A total of 392 patients were collected, including 341 in the survival group and 51 in the death group. There were statistically significant differences in heart rate, pulse oxygen saturation, mean arterial pressure, infusion volume, crystal solution volume, and etiological distribution between the two groups. The top three causes of death were shock, cerebral hemorrhage, and chronic obstructive pulmonary disease. Among the 12 prognostic models trained by three machine learning algorithms, overall performance of prognostic models based on B dataset was behind, whereas the LR model trained by BA dataset achieved the best performance than others with AUC of 0.767 [95% confidence interval (95%CI) was 0.692-0.836], accuracy of 0.875 (95%CI was 0.837-0.903) and F1 score of 0.190. The top 3 variables in this model were crystal solution volume with first 24 hours, heart rate and mean arterial pressure. The nomogram of the model showed that the total score between 150 and 230 were advisable.
The interpretable machine learning model including simple bedside parameters combined with APACHE II score could effectively identify the risk of death in elderly patients with critically illness.
基于可解释性机器学习算法,探索将简单的床边指标纳入老年危重症患者死亡预测模型的可行性,为临床疾病评估提供新方案。
回顾性选取2017年6月至2020年5月在伊犁哈萨克自治州塔城地区人民医院重症监护病房(ICU)住院的年龄≥65岁的老年危重症患者。收集基本参数,包括人口统计学特征、入院后24小时内的基本生命体征及液体出入量,以及急性生理与慢性健康状况评分系统II(APACHE II)、格拉斯哥昏迷评分(GCS)和序贯器官衰竭评估(SOFA)。根据住院结局,将患者分为存活组和死亡组。分别构建四个数据集,即基线数据集(B),包括年龄、体温、心率、脉搏血氧饱和度、呼吸频率、平均动脉压、尿量、输液量和晶体液量;B+APACHE II数据集(BA)、B+GCS数据集(BG)和B+SOFA数据集(BS)。

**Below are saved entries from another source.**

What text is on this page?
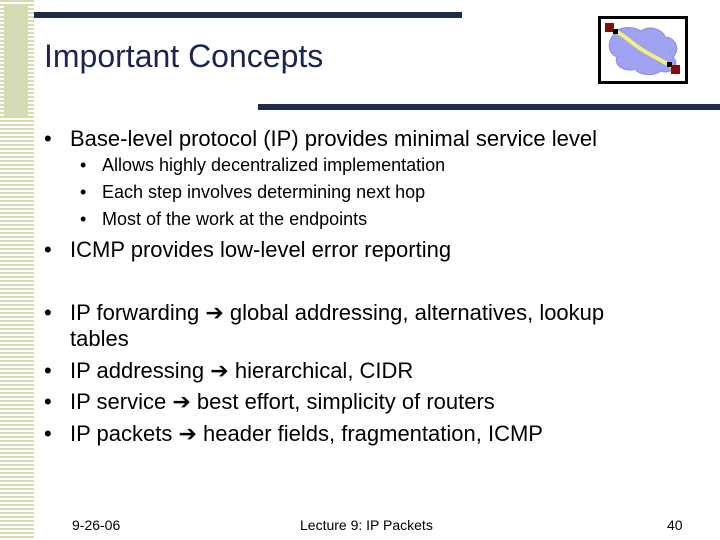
Important Concepts
• Base-level protocol (IP) provides minimal service level
• Allows highly decentralized implementation
• Each step involves determining next hop
• Most of the work at the endpoints
• ICMP provides low-level error reporting
• IP forwarding ➔ global addressing, alternatives, lookup
tables
• IP addressing ➔ hierarchical, CIDR
• IP service ➔ best effort, simplicity of routers
• IP packets ➔ header fields, fragmentation, ICMP
9-26-06	Lecture 9: IP Packets	40
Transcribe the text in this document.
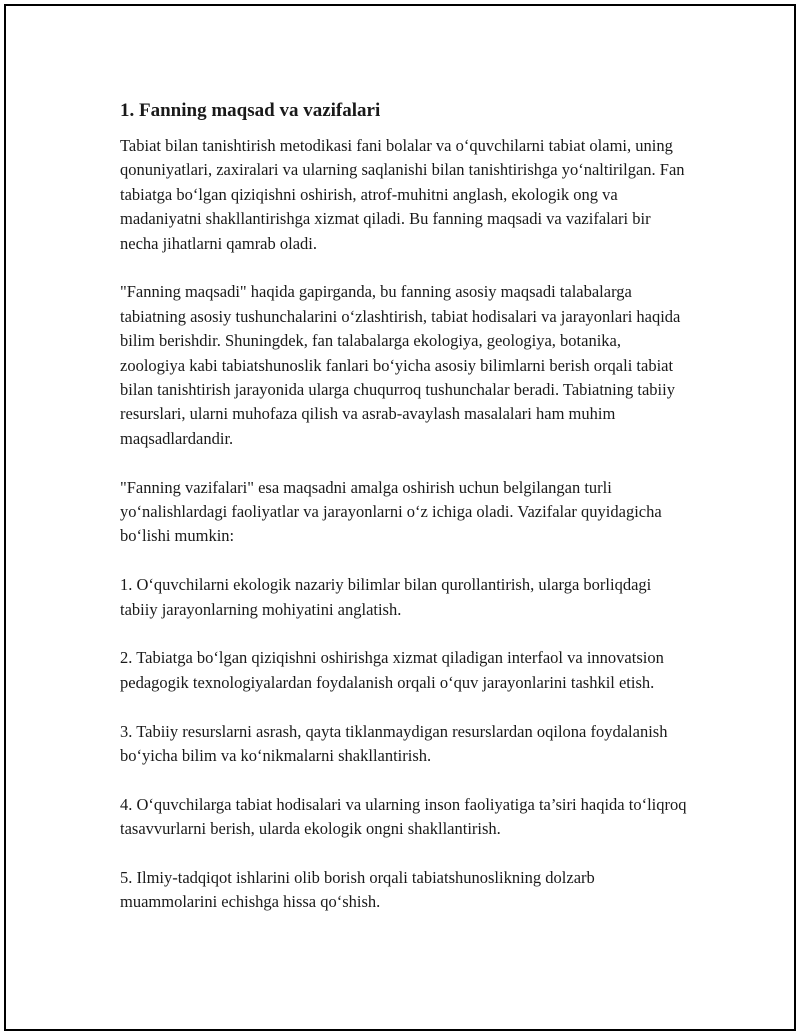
1. Fanning maqsad va vazifalari

Tabiat bilan tanishtirish metodikasi fani bolalar va o‘quvchilarni tabiat olami, uning qonuniyatlari, zaxiralari va ularning saqlanishi bilan tanishtirishga yo‘naltirilgan. Fan tabiatga bo‘lgan qiziqishni oshirish, atrof-muhitni anglash, ekologik ong va madaniyatni shakllantirishga xizmat qiladi. Bu fanning maqsadi va vazifalari bir necha jihatlarni qamrab oladi.

"Fanning maqsadi" haqida gapirganda, bu fanning asosiy maqsadi talabalarga tabiatning asosiy tushunchalarini o‘zlashtirish, tabiat hodisalari va jarayonlari haqida bilim berishdir. Shuningdek, fan talabalarga ekologiya, geologiya, botanika, zoologiya kabi tabiatshunoslik fanlari bo‘yicha asosiy bilimlarni berish orqali tabiat bilan tanishtirish jarayonida ularga chuqurroq tushunchalar beradi. Tabiatning tabiiy resurslari, ularni muhofaza qilish va asrab-avaylash masalalari ham muhim maqsadlardandir.

"Fanning vazifalari" esa maqsadni amalga oshirish uchun belgilangan turli yo‘nalishlardagi faoliyatlar va jarayonlarni o‘z ichiga oladi. Vazifalar quyidagicha bo‘lishi mumkin:

1. O‘quvchilarni ekologik nazariy bilimlar bilan qurollantirish, ularga borliqdagi tabiiy jarayonlarning mohiyatini anglatish.
2. Tabiatga bo‘lgan qiziqishni oshirishga xizmat qiladigan interfaol va innovatsion pedagogik texnologiyalardan foydalanish orqali o‘quv jarayonlarini tashkil etish.
3. Tabiiy resurslarni asrash, qayta tiklanmaydigan resurslardan oqilona foydalanish bo‘yicha bilim va ko‘nikmalarni shakllantirish.
4. O‘quvchilarga tabiat hodisalari va ularning inson faoliyatiga ta’siri haqida to‘liqroq tasavvurlarni berish, ularda ekologik ongni shakllantirish.
5. Ilmiy-tadqiqot ishlarini olib borish orqali tabiatshunoslikning dolzarb muammolarini echishga hissa qo‘shish.
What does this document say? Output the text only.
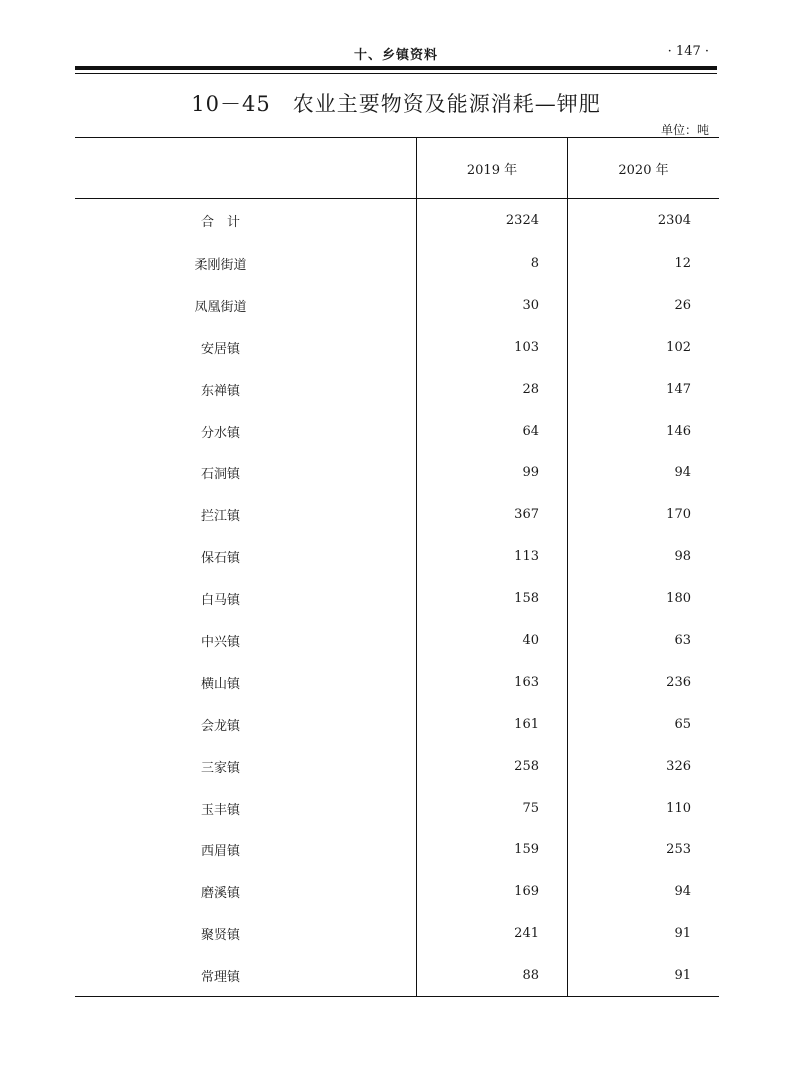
十、乡镇资料	· 147 ·
10－45 农业主要物资及能源消耗—钾肥
单位：吨
	2019 年	2020 年
合　计	2324	2304
柔刚街道	8	12
凤凰街道	30	26
安居镇	103	102
东禅镇	28	147
分水镇	64	146
石洞镇	99	94
拦江镇	367	170
保石镇	113	98
白马镇	158	180
中兴镇	40	63
横山镇	163	236
会龙镇	161	65
三家镇	258	326
玉丰镇	75	110
西眉镇	159	253
磨溪镇	169	94
聚贤镇	241	91
常理镇	88	91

然后使用三种机器学习算法,即逻辑回归(LR)、极端梯度提升(XGboost)和梯度提升决策树(GBDT),在四个数据集中开发相应的死亡预测模型。采用夏普利值法(SHAP)绘制各预测模型的特征重要性直方图。比较各模型的曲线下面积(AUC)、准确率和F1分数,以确定最优预测模型,进而绘制列线图。
共收集392例患者,其中存活组341例,死亡组51例。两组患者在心率、脉搏血氧饱和度、平均动脉压、输液量、晶体液量及病因分布方面存在统计学差异。死亡的前三大原因是休克、脑出血和慢性阻塞性肺疾病。在三种机器学习算法训练的12个预后模型中,基于B数据集的预后模型总体性能落后,而由BA数据集训练的LR模型性能最佳,其AUC为0.767[95%置信区间(95%CI)为0.692 - 0.836],准确率为0.875(95%CI为0.837 - 0.903),F1分数为0.190。该模型中前3个变量为入院后首个24小时的晶体液量、心率和平均动脉压。该模型的列线图显示总分在150至230之间为宜。
包含简单床边参数与APACHE II评分的可解释性机器学习模型可有效识别老年危重症患者的死亡风险。